I go to the gym, find an open TV, click to the Golf Channel and start running. O’Hair bogeys 13, then 15 and I think, just stay under par for the round, stay like this, I’ll take pars the last three holes. And that’s what happens, except it’s maddening because he has a short birdie try on 16 and doesn’t hit it enough, yip yip. On 17 he leaves another just short. Donald had just chipped in from farther back for birdie. Donald leads. Oberholser and Rollins make the cut at even and +1, respectively. They’ll be teeing off hours before TV starts tomorrow—I’ll check their little heads online around 11. I need them to move their heads up fast because I don’t like the looks of this O’Hair-Donald matchup.
Saturday:
Morning read-in. I have to check and make sure what I saw last night is true and that the Red Sox have indeed won their last six meetings against the Yankees, who are 8-13. The NFL draft starts at 11:00. The Patriots need a linebacker, cornerback, safety and wide receiver. To pgatour.com at 10:00 a.m., where I see John Rollins has bogeyed the first. Barring a really low day from here on, he has no chance. Oberholser needs to go low, too. O’Hair tees off at 12:31. I’ll be at the community garden. Plan to leave the sports world until three or four, when golf coverage will be underway and the Sox-Yankees game starts.

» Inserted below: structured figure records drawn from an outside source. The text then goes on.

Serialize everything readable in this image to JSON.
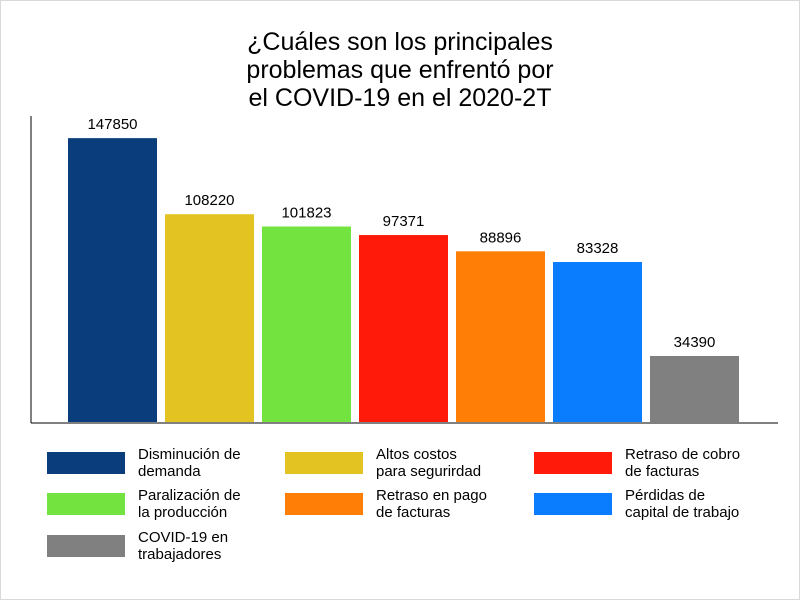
{
  "chart_data": {
    "type": "bar",
    "title_lines": [
      "¿Cuáles son los principales",
      "problemas que enfrentó por",
      "el COVID-19 en el 2020-2T"
    ],
    "ylim": [
      0,
      150000
    ],
    "grid": false,
    "legend_placement": "bottom",
    "series": [
      {
        "legend_lines": [
          "Disminución de",
          "demanda"
        ],
        "value": 147850,
        "label": "147850",
        "color": "#0a3d7c"
      },
      {
        "legend_lines": [
          "Altos costos",
          "para segurirdad"
        ],
        "value": 108220,
        "label": "108220",
        "color": "#e3c322"
      },
      {
        "legend_lines": [
          "Retraso de cobro",
          "de facturas"
        ],
        "value": 97371,
        "label": "97371",
        "color": "#ff1a0a"
      },
      {
        "legend_lines": [
          "Paralización de",
          "la producción"
        ],
        "value": 101823,
        "label": "101823",
        "color": "#72e33f"
      },
      {
        "legend_lines": [
          "Retraso en pago",
          "de facturas"
        ],
        "value": 88896,
        "label": "88896",
        "color": "#ff7e05"
      },
      {
        "legend_lines": [
          "Pérdidas de",
          "capital de trabajo"
        ],
        "value": 83328,
        "label": "83328",
        "color": "#0a7dff"
      },
      {
        "legend_lines": [
          "COVID-19 en",
          "trabajadores"
        ],
        "value": 34390,
        "label": "34390",
        "color": "#808080"
      }
    ]
  }
}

3:00 Back from garden. O’Hair’s head now T4, he’s even through six. Some guy named Michael Allen is -5 through 10 holes, and one behind Scott Verplank, who’s -3 on the day, -8 for the tournament and in the lead. Rollins went -4 and stands at -3 for the tourney, probably too far back but he moved on moving day. Oberholser is nowhere in sight. I will not scroll down.
4:00 Scored a TV for golf viewing at the gym. Two of the other sets were already on the draft and Red Sox-Yankees. The Patriots picked a safety from Miami. O’Hair’s got three holes to play and he’s six shots back of leader Donald. Another promising week down the tubes in a few hours.
Sunday:
Checking in at 2:00, Rollins is making a move that is nothing more than a tease. He’s -4 through six holes, -7 for the tournament, three back of Donald. In other news, the Patriots traded a 4th rounder for Randy Moss. That could be real good.

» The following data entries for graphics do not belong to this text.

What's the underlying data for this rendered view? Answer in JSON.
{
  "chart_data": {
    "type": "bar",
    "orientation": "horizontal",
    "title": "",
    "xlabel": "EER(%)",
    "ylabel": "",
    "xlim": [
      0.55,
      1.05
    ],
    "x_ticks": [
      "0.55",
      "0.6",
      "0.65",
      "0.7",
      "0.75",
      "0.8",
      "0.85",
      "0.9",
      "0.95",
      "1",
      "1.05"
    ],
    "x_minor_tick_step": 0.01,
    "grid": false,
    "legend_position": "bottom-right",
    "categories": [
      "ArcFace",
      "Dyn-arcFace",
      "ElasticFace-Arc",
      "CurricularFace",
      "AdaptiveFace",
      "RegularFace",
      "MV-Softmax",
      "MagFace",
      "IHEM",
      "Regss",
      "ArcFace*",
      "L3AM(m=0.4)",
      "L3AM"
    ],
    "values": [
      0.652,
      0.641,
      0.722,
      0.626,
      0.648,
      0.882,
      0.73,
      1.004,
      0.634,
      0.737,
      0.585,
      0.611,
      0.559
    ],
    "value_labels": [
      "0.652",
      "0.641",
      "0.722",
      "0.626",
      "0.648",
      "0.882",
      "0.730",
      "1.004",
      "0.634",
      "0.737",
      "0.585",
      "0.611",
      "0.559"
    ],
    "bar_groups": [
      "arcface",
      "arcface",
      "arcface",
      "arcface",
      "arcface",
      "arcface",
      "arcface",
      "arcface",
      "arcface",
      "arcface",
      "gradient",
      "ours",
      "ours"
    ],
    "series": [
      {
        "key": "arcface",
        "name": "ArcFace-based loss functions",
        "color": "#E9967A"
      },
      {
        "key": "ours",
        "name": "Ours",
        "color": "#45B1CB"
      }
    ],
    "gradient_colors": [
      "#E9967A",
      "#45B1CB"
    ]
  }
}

None of my guys are in sight by the end. Verplank wins. My game is Nationwide Tour at best on the weekend …
The double loss week, a unit and a half, brings my season total to -7.3 units. I have a quote as solace, David Brent quoting Dolly Parton: "If you want the rainbow, you’ve gotta put up with the rain."

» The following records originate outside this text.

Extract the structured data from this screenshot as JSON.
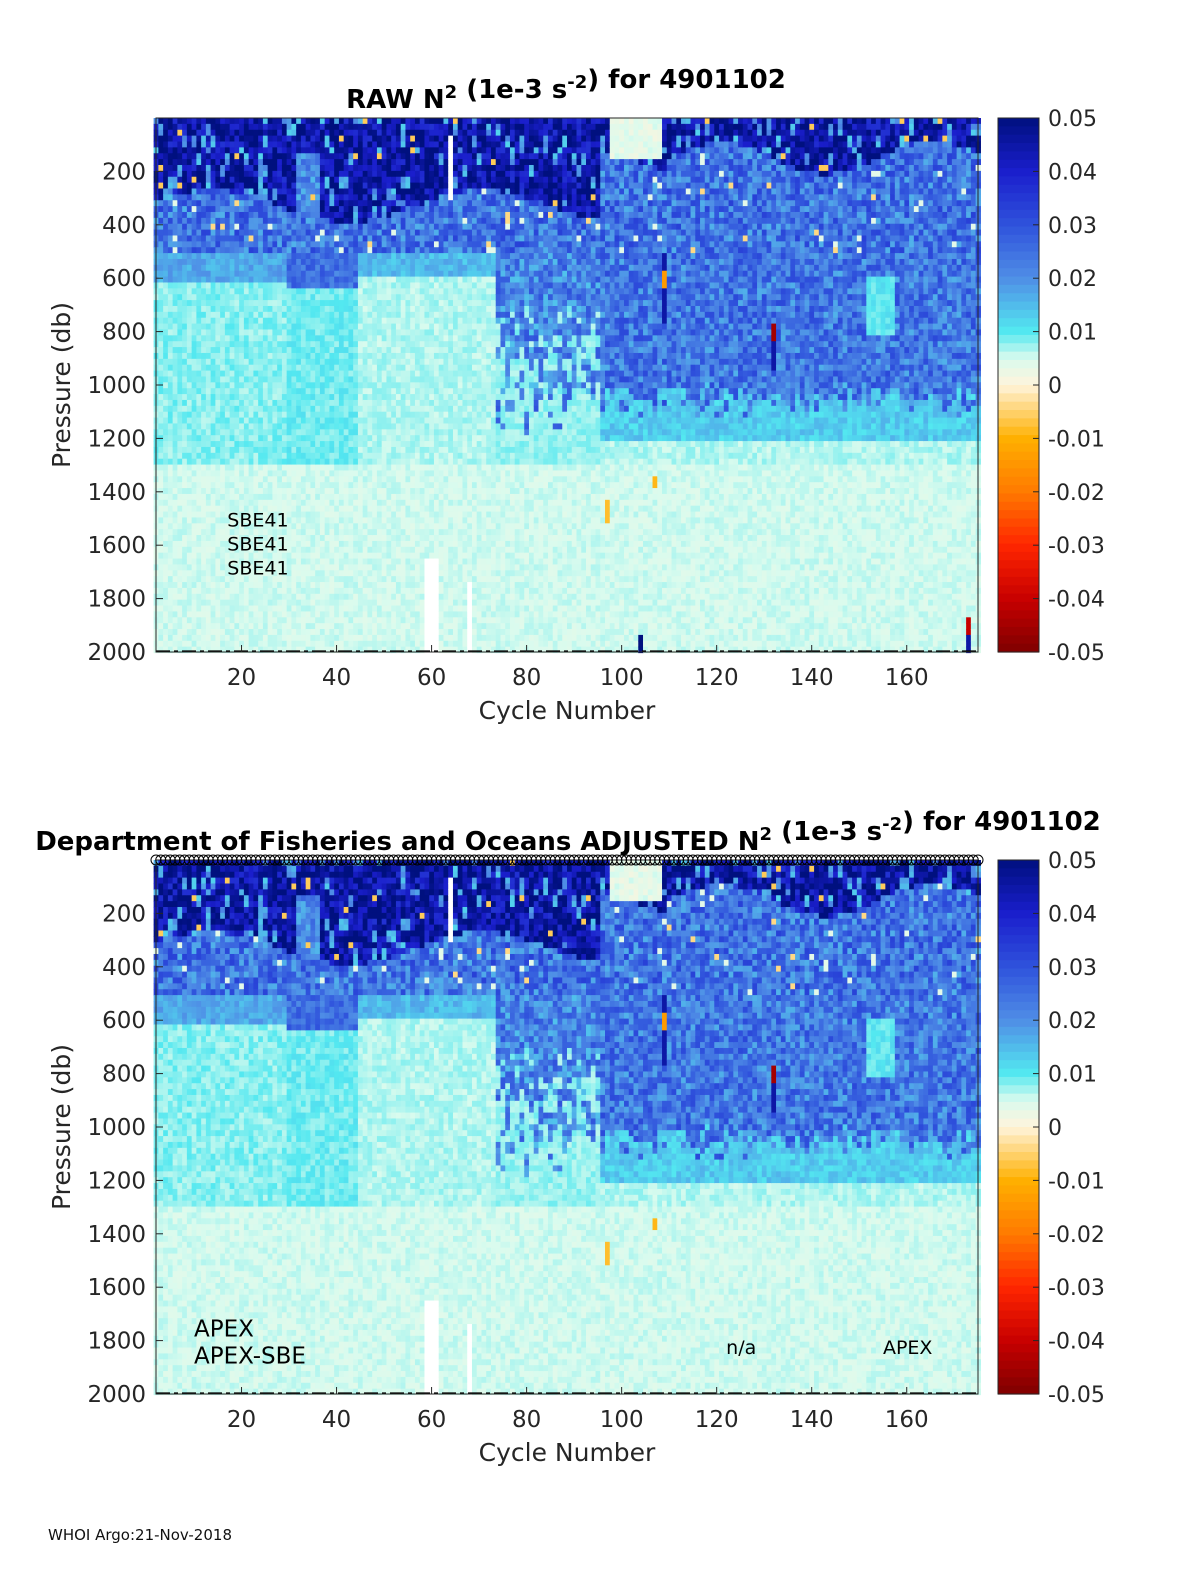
{
  "colors": {
    "background": "#ffffff",
    "axis": "#262626",
    "no_data": "#ffffff"
  },
  "colormap_stops": [
    [
      -0.05,
      "#7f0000"
    ],
    [
      -0.04,
      "#c80000"
    ],
    [
      -0.03,
      "#ff2600"
    ],
    [
      -0.02,
      "#ff7a00"
    ],
    [
      -0.01,
      "#ffb000"
    ],
    [
      0.0,
      "#fff4dc"
    ],
    [
      0.005,
      "#d9fbee"
    ],
    [
      0.01,
      "#53e8f0"
    ],
    [
      0.02,
      "#4f8ee6"
    ],
    [
      0.03,
      "#2f52dc"
    ],
    [
      0.04,
      "#1a1ecc"
    ],
    [
      0.05,
      "#00107f"
    ]
  ],
  "chart_data": [
    {
      "type": "heatmap",
      "id": "raw",
      "title_prefix": "RAW N",
      "title_sup": "2",
      "title_mid": " (1e-3 s",
      "title_sup2": "-2",
      "title_suffix": ") for 4901102",
      "xlabel": "Cycle Number",
      "ylabel": "Pressure (db)",
      "xlim": [
        2,
        175
      ],
      "ylim": [
        0,
        2000
      ],
      "xticks": [
        20,
        40,
        60,
        80,
        100,
        120,
        140,
        160
      ],
      "xtick_labels": [
        "20",
        "40",
        "60",
        "80",
        "100",
        "120",
        "140",
        "160"
      ],
      "yticks": [
        200,
        400,
        600,
        800,
        1000,
        1200,
        1400,
        1600,
        1800,
        2000
      ],
      "ytick_labels": [
        "200",
        "400",
        "600",
        "800",
        "1000",
        "1200",
        "1400",
        "1600",
        "1800",
        "2000"
      ],
      "clim": [
        -0.05,
        0.05
      ],
      "colorbar_ticks": [
        0.05,
        0.04,
        0.03,
        0.02,
        0.01,
        0,
        -0.01,
        -0.02,
        -0.03,
        -0.04,
        -0.05
      ],
      "colorbar_labels": [
        "0.05",
        "0.04",
        "0.03",
        "0.02",
        "0.01",
        "0",
        "-0.01",
        "-0.02",
        "-0.03",
        "-0.04",
        "-0.05"
      ],
      "annotations": [
        {
          "text": "SBE41",
          "cycle": 17,
          "pressure": 1500
        },
        {
          "text": "SBE41",
          "cycle": 17,
          "pressure": 1590
        },
        {
          "text": "SBE41",
          "cycle": 17,
          "pressure": 1680
        }
      ],
      "qc_markers": false,
      "note": "Heatmap of N² by cycle and pressure: strongly stratified (~0.05) in the upper 300 db, moderate (0.02–0.03) 400–1000 db east of cycle 75, weak (~0.005) below 1200 db; scattered small negatives."
    },
    {
      "type": "heatmap",
      "id": "adjusted",
      "title_prefix": "Department of Fisheries and Oceans  ADJUSTED N",
      "title_sup": "2",
      "title_mid": " (1e-3 s",
      "title_sup2": "-2",
      "title_suffix": ") for 4901102",
      "xlabel": "Cycle Number",
      "ylabel": "Pressure (db)",
      "xlim": [
        2,
        175
      ],
      "ylim": [
        0,
        2000
      ],
      "xticks": [
        20,
        40,
        60,
        80,
        100,
        120,
        140,
        160
      ],
      "xtick_labels": [
        "20",
        "40",
        "60",
        "80",
        "100",
        "120",
        "140",
        "160"
      ],
      "yticks": [
        200,
        400,
        600,
        800,
        1000,
        1200,
        1400,
        1600,
        1800,
        2000
      ],
      "ytick_labels": [
        "200",
        "400",
        "600",
        "800",
        "1000",
        "1200",
        "1400",
        "1600",
        "1800",
        "2000"
      ],
      "clim": [
        -0.05,
        0.05
      ],
      "colorbar_ticks": [
        0.05,
        0.04,
        0.03,
        0.02,
        0.01,
        0,
        -0.01,
        -0.02,
        -0.03,
        -0.04,
        -0.05
      ],
      "colorbar_labels": [
        "0.05",
        "0.04",
        "0.03",
        "0.02",
        "0.01",
        "0",
        "-0.01",
        "-0.02",
        "-0.03",
        "-0.04",
        "-0.05"
      ],
      "annotations": [
        {
          "text": "APEX",
          "cycle": 10,
          "pressure": 1755,
          "size": 23
        },
        {
          "text": "APEX-SBE",
          "cycle": 10,
          "pressure": 1855,
          "size": 23
        },
        {
          "text": "n/a",
          "cycle": 122,
          "pressure": 1820,
          "size": 19
        },
        {
          "text": "APEX",
          "cycle": 155,
          "pressure": 1820,
          "size": 19
        }
      ],
      "qc_markers": true,
      "note": "Same field after adjustment; open circles along the top mark profile QC flags."
    }
  ],
  "footer": {
    "text": "WHOI Argo:21-Nov-2018"
  }
}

At this week’s Wachovia Championship we have a tough course in Quail Hollow and a nasty, long, watery 17th that will be a nice prelude to the island 17th at Sawgrass.
Take Tiger Woods (5-2), 1/6 unit: This is a warm-up for TPC but Tiger is Tiger. Playing a pro-am round with Michael Jordan would be distracting to just about any other golfer but Tiger.
Take Vijay Singh (18-1), 1/6 unit: The FedEx Cup leader is somewhat quietly having a great year. Putting much improved. I’ll be surprised if he doesn’t win at least one more.
Take Stephen Ames (80-1), 1/6 unit: Nothing spectacular but consistently good and he doesn’t get rattled. I like him on a tough course.
In the head-to-head, take Vaughn Taylor over Luke Donald (6-5), 1 unit: Taylor is still playing well. I picked him a couple weeks ago at the Verizon Heritage, where he finished T4. He finished T6 at Quail Hollow last year, T5 the year before.